Little Vulcan Runaway
by Rios de la Luz
I used to run long distance when I was in middle school. I wore gold and green to represent my school. I was not a formidable opponent. I was very skinny. I was barely a person, but I was. It hurt to run. It stung my muscles and my lungs. Organs bounced behind the flesh. My lungs ached to be rooted into another body. Snot and saliva spilled out of me every time I ran. I was salty skin and flailing limbs. I was a clumsy concoction of hormonal fluctuations and nerves. My attempt at inhaling air was a battle of pace and inability to understand what my body really wanted. I wanted to breathe in deep enough to fall into myself like a glittering galaxy. I wanted to launch myself into the sky. On my own two feet, with the unmistakable body given to me.
After sprinting and stomping into the earth for miles and miles, I fell into bed thinking of my lungs encased in paper mâché, hardening as I woke up. I prayed to the constellations to help me build up my body’s adaptation to intensity. I wasn’t very fast, but there was always something inside my head demanding I know how to run away.
I ran away once because Mamá forgot to pick me up from school. This was not the first time I watched the sun falling and the stars sparkling at me while I waited in front of the school. I picked at the drying yellow grass and stuck them on my tongue. I let the grass curl and spit the pieces up at the dark sky while I waited. I kept a mental reminder to get a watch. Get a watch. Get a watch. Maybe listening to the ticks of second after second could soothe me. The inevitable movement of time could help me move on. Run. Run. Run.
That morning, Mamá drove me to school. There were weeks and even months when she could not wake up to give me a ride to school. There were times when she told me not to be a brat and stay in bed. She held my shoulders down and looked me in the eye, as though she were begging some sort of holy request. The temptation in my legs was to bolt. I could be lightning or neon streaks across the sky if only my legs launched out of my bed when I was too scared. I tried. I tried to run. She grabbed me by the rim of my t-shirt once and dragged me back into the apartment. My knees scraped into pinks and reds flowing down my shins. Once, I tried to catch one of the yellow buses, but I was too late. Mamá slapped me with the full force of her tattooed arm and accused me of running away. Another time, she cut off all of my hair and told me not to doubt her power. I never did, I only doubted her ability to nurture me when she realized her mistakes. I looked into the mirror and reminded myself I don’t brush my hair anyway. Hair grows back. The hair she threw away will fly into the sky. Those are the parts of my head strong enough to escape. The parts she cuts out and throws out.
I called my school “Tangerine Elementary” because it was brighter than any fruit I ever peeled and ate. I used to smell the paint on the walls and convince my nasal passages we were breathing in citrus. Tangerine Elementary’s mascot was the fiery sun. Every kid in the school voted for a new mascot and I penciled in the sun onto my ballot because according to my science teacher, the sun would envelop the earth in no time. Then, there was the Enemy school. Enemy as a concept, not as a reality. Their mascot on the west side of town was the moon. I don’t know why they picked the moon. I don’t know what their science teachers say about the moon’s final defining moment. I waited, with my body still, in the spot where Mamá always waved me down. Sometimes her hair embraced curlers. Sometimes she wore her pajamas. The ones with hummingbirds frozen into the fabric. She always tapped three puny honks from the silver Sentra with the taped up side mirrors. She always shouted at me to hurry so I knew to be ready to run.

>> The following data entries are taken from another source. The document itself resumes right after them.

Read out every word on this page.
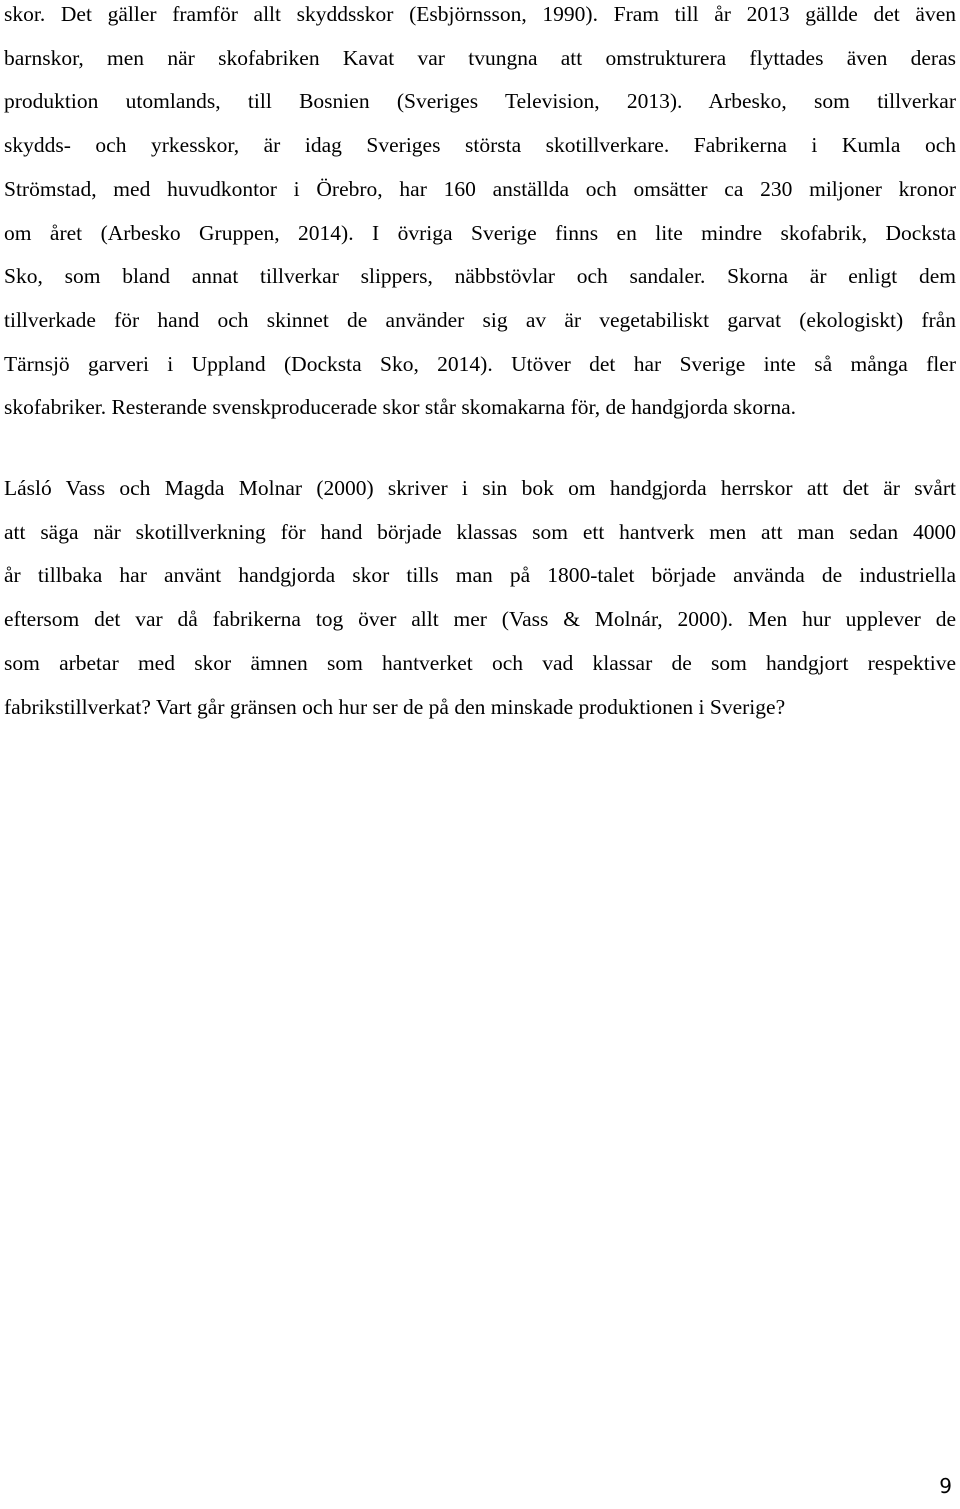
skor. Det gäller framför allt skyddsskor (Esbjörnsson, 1990). Fram till år 2013 gällde det även
barnskor, men när skofabriken Kavat var tvungna att omstrukturera flyttades även deras
produktion utomlands, till Bosnien (Sveriges Television, 2013). Arbesko, som tillverkar
skydds- och yrkesskor, är idag Sveriges största skotillverkare. Fabrikerna i Kumla och
Strömstad, med huvudkontor i Örebro, har 160 anställda och omsätter ca 230 miljoner kronor
om året (Arbesko Gruppen, 2014). I övriga Sverige finns en lite mindre skofabrik, Docksta
Sko, som bland annat tillverkar slippers, näbbstövlar och sandaler. Skorna är enligt dem
tillverkade för hand och skinnet de använder sig av är vegetabiliskt garvat (ekologiskt) från
Tärnsjö garveri i Uppland (Docksta Sko, 2014). Utöver det har Sverige inte så många fler
skofabriker. Resterande svenskproducerade skor står skomakarna för, de handgjorda skorna.
Lásló Vass och Magda Molnar (2000) skriver i sin bok om handgjorda herrskor att det är svårt
att säga när skotillverkning för hand började klassas som ett hantverk men att man sedan 4000
år tillbaka har använt handgjorda skor tills man på 1800-talet började använda de industriella
eftersom det var då fabrikerna tog över allt mer (Vass & Molnár, 2000). Men hur upplever de
som arbetar med skor ämnen som hantverket och vad klassar de som handgjort respektive
fabrikstillverkat? Vart går gränsen och hur ser de på den minskade produktionen i Sverige?
9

Yellow buses lifted children and took them home. Cars ventured out of the parking lot. I counted them and watched them leave, one by one. Shiny metal orbs wandering back home. When the parking lot was empty, I hopped into each spot without touching the yellow lines until I realized I was alone. It was me and the wind and Tangerine Elementary. I scrambled and ran around the school building and pounded on windows. I cupped my hands around my mouth and yelled “HELLO” into the cracks of doors. I yelled “HELLO” in high pitched voices and somber voices. All the doors of Tangerine Elementary were locked so I started walking into the nearest neighborhood.

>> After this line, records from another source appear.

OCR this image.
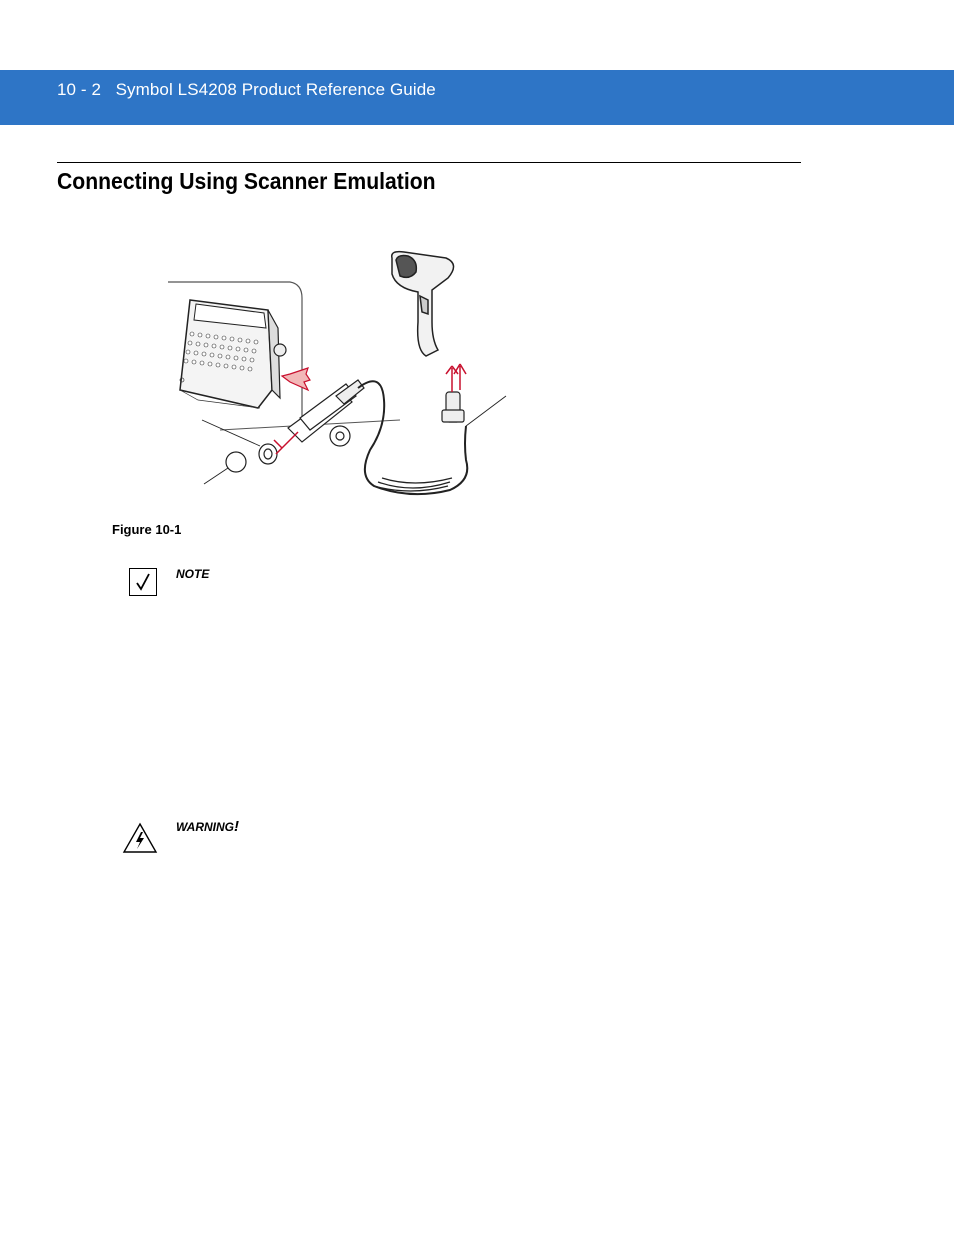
10 - 2 Symbol LS4208 Product Reference Guide
Connecting Using Scanner Emulation
Figure 10-1
NOTE
WARNING!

Even now, my sense of direction is non-existent. I let my legs lead me until I ran into a kid from class. She was the girl who peed her pants while we took our final math test in third grade. I watched the urine flow over the brim of her chair and then trickle onto the linoleum floor. I told her not to worry, I had done it once too. This is not the only memory I carried with her in it. She was speckled with freckles and she taught me how to shoot a basketball. She wore light up shoes on Fridays and asked me if I went to church on Mondays.